The Darling Dahlias and the Texas Star

Besides, as Lizzy often reminded herself, she didn’t really need to own a car. She could always borrow Grady’s blue Ford or Myra May’s old Chevy touring car when she had to drive over to Monroeville or (less often) down to Mobile. And Darling was a small town. She lived close enough to walk to the office, and she could ride her bicycle anywhere else she wanted to go.

“We never sit down to supper before eight in the summer, so you just come on out whenever you get off work,” Mildred had said over the phone. So after Lizzy closed the law office for the afternoon, she hurried home, grabbed a quick peanut butter and jelly sandwich, and changed into a pair of khaki slacks and a green plaid blouse. Then she climbed on the old blue Elgin bicycle she had ridden since her sophomore year in high school and biked all the way south on Robert E. Lee to Cypress Avenue, then turned off Cypress onto Country Club Drive.

The evening was warm and humid and the air was as heavy as a hot, wet blanket. But Lizzy was riding through a pretty part of town so she was distracted from the heat by the summer flowers blooming in people’s front yards. In Lizzy’s opinion, all of Darling was pretty. Some of it wasn’t, of course, but Lizzy understood that not everybody had the time, the money, or the inclination to keep a place looking good—and pretty wasn’t everything. In her view, her little town was a fine place to live, with friendly residents, mild winters, and a long gardening season. She smiled a little as she rode down the shady streets lined with beautiful magnolias and live oaks. She thought back over Darling’s history and reflected that the original settlers—Mr. Darling and his wife and children—would be utterly amazed if they could see the town today, with its impressive brick courthouse, its well-kept streets, and its up-to-the-minute electrical and telephone systems.

The town had come a long way since it was established (more or less accidentally) by Joseph P. Darling. Some 125 years before, he was on his way from Virginia with his wife, five children, two slaves, two milk cows, three old hens and a rooster, a team of oxen, and a horse. He was aiming to start a plantation somewhere along the Mississippi River and make a lot of money growing cotton.

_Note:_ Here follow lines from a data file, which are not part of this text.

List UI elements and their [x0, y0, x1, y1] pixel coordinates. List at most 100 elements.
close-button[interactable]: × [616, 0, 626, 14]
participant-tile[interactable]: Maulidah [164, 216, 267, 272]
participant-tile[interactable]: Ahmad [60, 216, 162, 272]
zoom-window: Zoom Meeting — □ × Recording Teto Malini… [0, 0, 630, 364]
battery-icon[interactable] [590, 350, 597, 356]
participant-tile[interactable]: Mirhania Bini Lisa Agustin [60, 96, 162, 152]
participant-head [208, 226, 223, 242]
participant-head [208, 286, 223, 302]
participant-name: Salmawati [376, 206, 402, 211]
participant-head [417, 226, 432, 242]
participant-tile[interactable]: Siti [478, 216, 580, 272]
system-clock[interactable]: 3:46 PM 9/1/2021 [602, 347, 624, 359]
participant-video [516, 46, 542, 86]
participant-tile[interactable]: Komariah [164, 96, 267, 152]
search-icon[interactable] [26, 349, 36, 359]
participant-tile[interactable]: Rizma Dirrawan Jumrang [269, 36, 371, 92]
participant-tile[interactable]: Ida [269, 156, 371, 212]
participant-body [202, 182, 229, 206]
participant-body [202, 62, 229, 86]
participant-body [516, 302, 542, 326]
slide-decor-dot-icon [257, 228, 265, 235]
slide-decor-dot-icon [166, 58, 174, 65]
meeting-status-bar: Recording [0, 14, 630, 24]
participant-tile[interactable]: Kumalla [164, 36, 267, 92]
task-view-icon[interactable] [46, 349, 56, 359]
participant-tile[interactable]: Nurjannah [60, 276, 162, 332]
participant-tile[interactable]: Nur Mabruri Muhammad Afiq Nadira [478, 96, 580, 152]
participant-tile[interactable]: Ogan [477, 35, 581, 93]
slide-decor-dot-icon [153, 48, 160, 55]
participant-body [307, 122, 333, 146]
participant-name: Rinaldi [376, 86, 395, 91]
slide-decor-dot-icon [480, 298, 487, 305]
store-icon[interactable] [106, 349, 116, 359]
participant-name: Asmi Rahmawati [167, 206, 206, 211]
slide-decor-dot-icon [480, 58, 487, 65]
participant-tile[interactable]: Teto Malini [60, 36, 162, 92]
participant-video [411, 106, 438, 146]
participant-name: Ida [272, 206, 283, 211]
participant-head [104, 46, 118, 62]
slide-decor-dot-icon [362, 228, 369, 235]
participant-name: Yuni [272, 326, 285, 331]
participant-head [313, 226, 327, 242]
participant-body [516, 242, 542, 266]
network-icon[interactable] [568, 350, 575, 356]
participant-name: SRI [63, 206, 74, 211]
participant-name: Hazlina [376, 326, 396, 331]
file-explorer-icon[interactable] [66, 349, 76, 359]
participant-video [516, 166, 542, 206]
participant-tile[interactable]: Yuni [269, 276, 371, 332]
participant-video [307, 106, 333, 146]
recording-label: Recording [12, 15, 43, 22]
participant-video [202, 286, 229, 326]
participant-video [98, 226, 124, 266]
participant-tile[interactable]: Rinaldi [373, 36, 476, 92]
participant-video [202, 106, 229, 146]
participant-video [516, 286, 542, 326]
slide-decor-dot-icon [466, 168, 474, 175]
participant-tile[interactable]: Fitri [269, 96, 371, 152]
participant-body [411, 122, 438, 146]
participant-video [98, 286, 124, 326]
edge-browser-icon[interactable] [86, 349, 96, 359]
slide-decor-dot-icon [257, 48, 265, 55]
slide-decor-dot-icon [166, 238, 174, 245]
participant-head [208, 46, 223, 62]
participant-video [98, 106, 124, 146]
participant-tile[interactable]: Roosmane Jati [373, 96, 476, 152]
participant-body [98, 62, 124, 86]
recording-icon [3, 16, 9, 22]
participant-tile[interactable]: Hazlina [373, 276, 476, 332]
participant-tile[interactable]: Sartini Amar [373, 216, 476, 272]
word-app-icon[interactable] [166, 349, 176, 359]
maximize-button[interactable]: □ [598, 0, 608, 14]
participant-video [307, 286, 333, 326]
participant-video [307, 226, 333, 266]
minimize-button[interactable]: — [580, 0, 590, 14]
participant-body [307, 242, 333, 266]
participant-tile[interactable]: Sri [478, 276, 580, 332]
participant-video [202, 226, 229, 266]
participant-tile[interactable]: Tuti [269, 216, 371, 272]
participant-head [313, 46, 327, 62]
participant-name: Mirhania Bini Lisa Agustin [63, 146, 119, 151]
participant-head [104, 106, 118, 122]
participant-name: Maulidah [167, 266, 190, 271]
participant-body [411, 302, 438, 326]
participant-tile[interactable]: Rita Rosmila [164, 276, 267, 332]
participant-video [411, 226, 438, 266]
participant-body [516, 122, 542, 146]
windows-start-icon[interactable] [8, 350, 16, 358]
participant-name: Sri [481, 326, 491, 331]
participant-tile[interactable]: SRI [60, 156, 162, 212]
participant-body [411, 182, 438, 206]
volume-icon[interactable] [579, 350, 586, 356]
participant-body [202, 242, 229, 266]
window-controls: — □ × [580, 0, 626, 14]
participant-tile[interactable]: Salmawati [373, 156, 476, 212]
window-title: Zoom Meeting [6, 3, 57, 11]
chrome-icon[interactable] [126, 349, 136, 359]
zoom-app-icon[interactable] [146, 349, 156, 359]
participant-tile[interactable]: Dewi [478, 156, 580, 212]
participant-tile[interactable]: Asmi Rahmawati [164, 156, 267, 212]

But Mrs. Darling had had enough. She put her foot down. “I am not ridin’ another mile in this blessed wagon, Mr. Darling,” she declared resolutely. “If you want your cookin’ and your washin’ done reg’lar, this is where you’ll find it. You can go on if you want, but the lit’le uns and me are not stirrin’ another step.” She is said to have added, “And we are keepin’ the chickens and the red cow—you can take the old black cow. She’s dry, anyway.”

Mr. Darling looked around and saw that the gently rolling hills were covered with longleaf and loblolly pines, and that there were sweet gum and tulip trees growing in the creek and river bottoms, along with sycamore and magnolia and sassafras and pecan. There was wild game on the land and fish in the nearby Alabama River, and Andrew Jackson had already evicted the Creek Nation (which Lizzy had always thought was very cruel and unjust) so there was nobody to tell him that the land already belonged to somebody else. All told, Mr. Darling figured, this was a pretty good place—as good as he was likely to find anywhere. And anyway, he liked to eat every day and wear a clean shirt on Sundays and was mightily fond of Mrs. Darling and their little Darlings.

So he built a big log cabin for his family and a very little log cabin for his slaves and a fair-sized log barn for the milk cows. Then he built a log hut and nailed a painted sign over the door: Darling General Store. Mr. Darling’s cousin followed him out from Virginia and built the Darling saw mill on Pine Creek. Another Darling cousin built the Darling grist mill just upstream, so that people could get their corn ground for corn pone. Then they planted cotton, and when their cotton fields began producing, they built a cotton gin and a cottonseed oil mill. Traffic on the nearby Alabama River began to build, with steamboats plying a weekly route between Montgomery and Mobile, stopping at plantations along the way to drop off supplies and pick up bales of cotton and other produce.

But things began to change. The War (always spoken of in Darling with a capital W) put an end to slavery, thereby putting an end to the plantation system and substituting sharecropping instead. The Louisville & Nashville railroad, which by the 1800s ran from Kentucky all the way to the Gulf of Mexico, put an end to the steamboats, since trains were cheaper to operate than paddle wheelers, ran on time, and almost never blew up or hit a snag. Then the boll weevil came along and put a crimp in cotton.